I remembered Goethe’s Italian Journey which I had read, and Römer told me a great deal about the people and customs, and the past of Italy. He hardly ever read a book except for the German translation of Homer and an Italian edition of Ariosto. He asked me to read the Homer and I did not wait to be asked twice. To begin with, I could not get on with it; of course I thought it was all very beautiful, but I was too little used to a work of such simplicity and on so grand a scale, and I could not persevere with it for long at a time. But Römer pointed out to me how Homer, in every action and situation, used just what was necessary and appropriate, how every vessel and every article of clothing which he described was also at the same time in the finest taste imaginable, and finally how, with him, every situation and every moral conflict, though of an almost childlike simplicity, was steeped in the choicest poetry. ‘Nowadays people are always longing after what is exquisite, interesting and piquant, and yet are stupid enough not to know that there can be nothing more exquisite, more piquant, more eternally new than a Homeric conception in its simple classicism!

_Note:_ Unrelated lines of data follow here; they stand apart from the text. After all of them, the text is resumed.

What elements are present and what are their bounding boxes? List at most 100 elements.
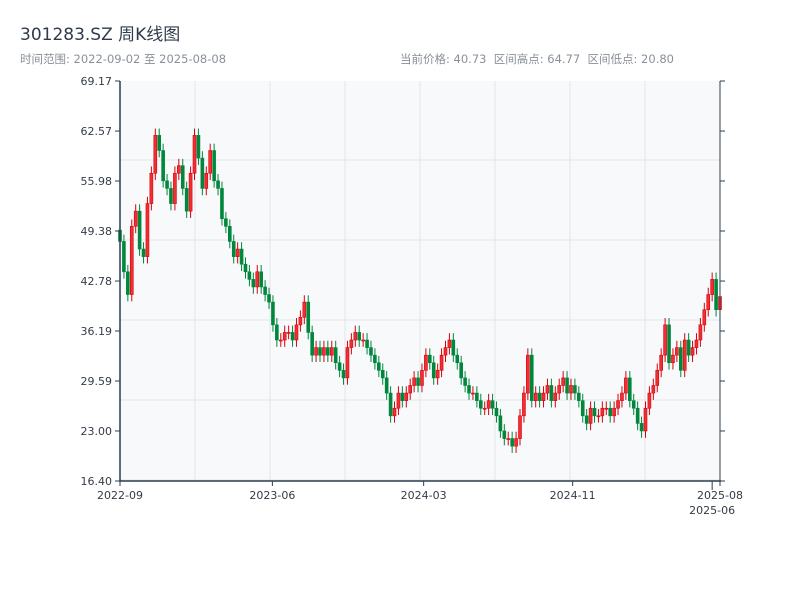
candle-body <box>329 347 334 356</box>
candle-body <box>545 385 550 394</box>
date-range-text: 时间范围: 2022-09-02 至 2025-08-08 <box>20 52 226 66</box>
candle-body <box>553 392 558 401</box>
candle-body <box>420 370 424 386</box>
candle-body <box>365 339 369 348</box>
candle-body <box>518 415 522 439</box>
candle-body <box>447 339 452 348</box>
candle-body <box>341 370 346 379</box>
candle-body <box>435 370 440 379</box>
candle-body <box>294 324 299 341</box>
candle-body <box>471 392 475 395</box>
candle-body <box>408 385 412 394</box>
candle-body <box>573 385 577 394</box>
candle-body <box>600 407 605 417</box>
candle-body <box>647 392 652 409</box>
candle-body <box>177 165 181 174</box>
candle-body <box>659 354 663 371</box>
candle-body <box>424 354 428 371</box>
candle-body <box>686 339 691 356</box>
candle-body <box>475 392 479 401</box>
candle-body <box>577 392 581 401</box>
candle-body <box>455 354 460 364</box>
candle-body <box>428 354 432 364</box>
candle-body <box>208 150 212 174</box>
candle-body <box>298 316 303 326</box>
candle-body <box>200 157 205 189</box>
candle-body <box>663 324 667 356</box>
candle-body <box>310 332 314 356</box>
candle-body <box>204 172 209 189</box>
candle-body <box>259 271 263 288</box>
candle-body <box>443 347 448 356</box>
candle-body <box>604 407 609 410</box>
candle-body <box>290 332 295 341</box>
chart-title: 301283.SZ 周K线图 <box>20 25 180 45</box>
price-stats-text: 当前价格: 40.73 区间高点: 64.77 区间低点: 20.80 <box>400 52 674 66</box>
candle-body <box>180 165 185 189</box>
candle-body <box>580 400 585 417</box>
candle-body <box>228 226 232 242</box>
candle-body <box>494 407 499 417</box>
candle-body <box>282 332 287 341</box>
candle-body <box>192 135 197 174</box>
candle-body <box>561 377 565 386</box>
candle-body <box>161 150 165 182</box>
candle-body <box>710 279 714 295</box>
candles <box>118 128 722 453</box>
candle-body <box>188 172 193 212</box>
candle-body <box>678 347 683 371</box>
candle-body <box>526 354 530 394</box>
candle-body <box>224 218 228 227</box>
candle-body <box>698 324 703 341</box>
candle-body <box>537 392 542 401</box>
candle-body <box>361 339 365 342</box>
candle-body <box>620 392 624 401</box>
candle-body <box>216 180 220 189</box>
candle-body <box>706 294 711 310</box>
candle-body <box>337 362 342 371</box>
candle-body <box>608 407 612 417</box>
candle-body <box>373 354 377 364</box>
candle-body <box>380 370 385 379</box>
y-tick-label: 49.38 <box>81 225 113 238</box>
candle-body <box>529 354 534 401</box>
candle-body <box>357 332 362 341</box>
candle-body <box>541 392 546 401</box>
candle-body <box>184 188 189 212</box>
candle-body <box>141 248 146 257</box>
candle-body <box>478 400 483 409</box>
candle-body <box>333 347 338 364</box>
candle-body <box>145 203 150 257</box>
candle-body <box>514 438 518 447</box>
candle-body <box>482 407 487 410</box>
candle-body <box>651 385 656 394</box>
candle-body <box>286 332 291 334</box>
candle-body <box>231 241 236 257</box>
candle-body <box>243 263 248 273</box>
x-tick-label: 2024-03 <box>401 489 447 502</box>
candle-body <box>349 339 354 348</box>
candle-body <box>153 135 158 174</box>
candle-body <box>137 210 142 250</box>
candle-body <box>702 309 707 326</box>
candle-body <box>549 385 554 401</box>
candle-body <box>196 135 201 159</box>
candle-body <box>463 377 467 386</box>
candle-body <box>616 400 620 409</box>
candle-body <box>384 377 389 394</box>
candle-body <box>169 188 173 204</box>
candle-body <box>592 407 597 417</box>
candle-body <box>400 392 405 401</box>
candle-body <box>412 377 416 386</box>
candle-body <box>522 392 526 417</box>
candle-body <box>569 385 573 394</box>
candle-body <box>129 226 134 295</box>
candle-body <box>377 362 381 371</box>
candle-body <box>533 392 538 401</box>
candle-body <box>392 407 397 417</box>
candle-body <box>588 407 593 424</box>
candle-body <box>267 294 271 303</box>
candle-body <box>122 241 126 273</box>
candle-body <box>596 415 601 418</box>
candle-body <box>467 385 471 394</box>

I would not wish you, dear Lee, ever to learn from experience exactly the choice and piquant truth in the situation of Odysseus, when he appears, naked and covered with mud, before Nausicaa and her playmates! Do you want to know how this comes about? Let’s keep to this instance, now. Suppose you are wandering about in a strange land, cut off from your native country and from all that is dear to you, and you have seen a great deal and gone through a great deal, are full of care and anxiety, are, in short, utterly wretched and forsaken; then, at night, you will inevitably dream that you are approaching your native land. You see it gleaming and shining in the loveliest colours; beloved shapes, gracious and graceful, advance to meet you; then all at once you discover that you are wandering about ragged, naked, dust-begrimed; an unspeakable shame and anguish seizes you, you try to cover yourself, to hide, and you awake, bathed in sweat. This is, as long as there are human beings, the dream of the miserable man, who has been tossed hither and thither; and thus Homer has drawn this situation from the deepest and most permanent elements in humanity!’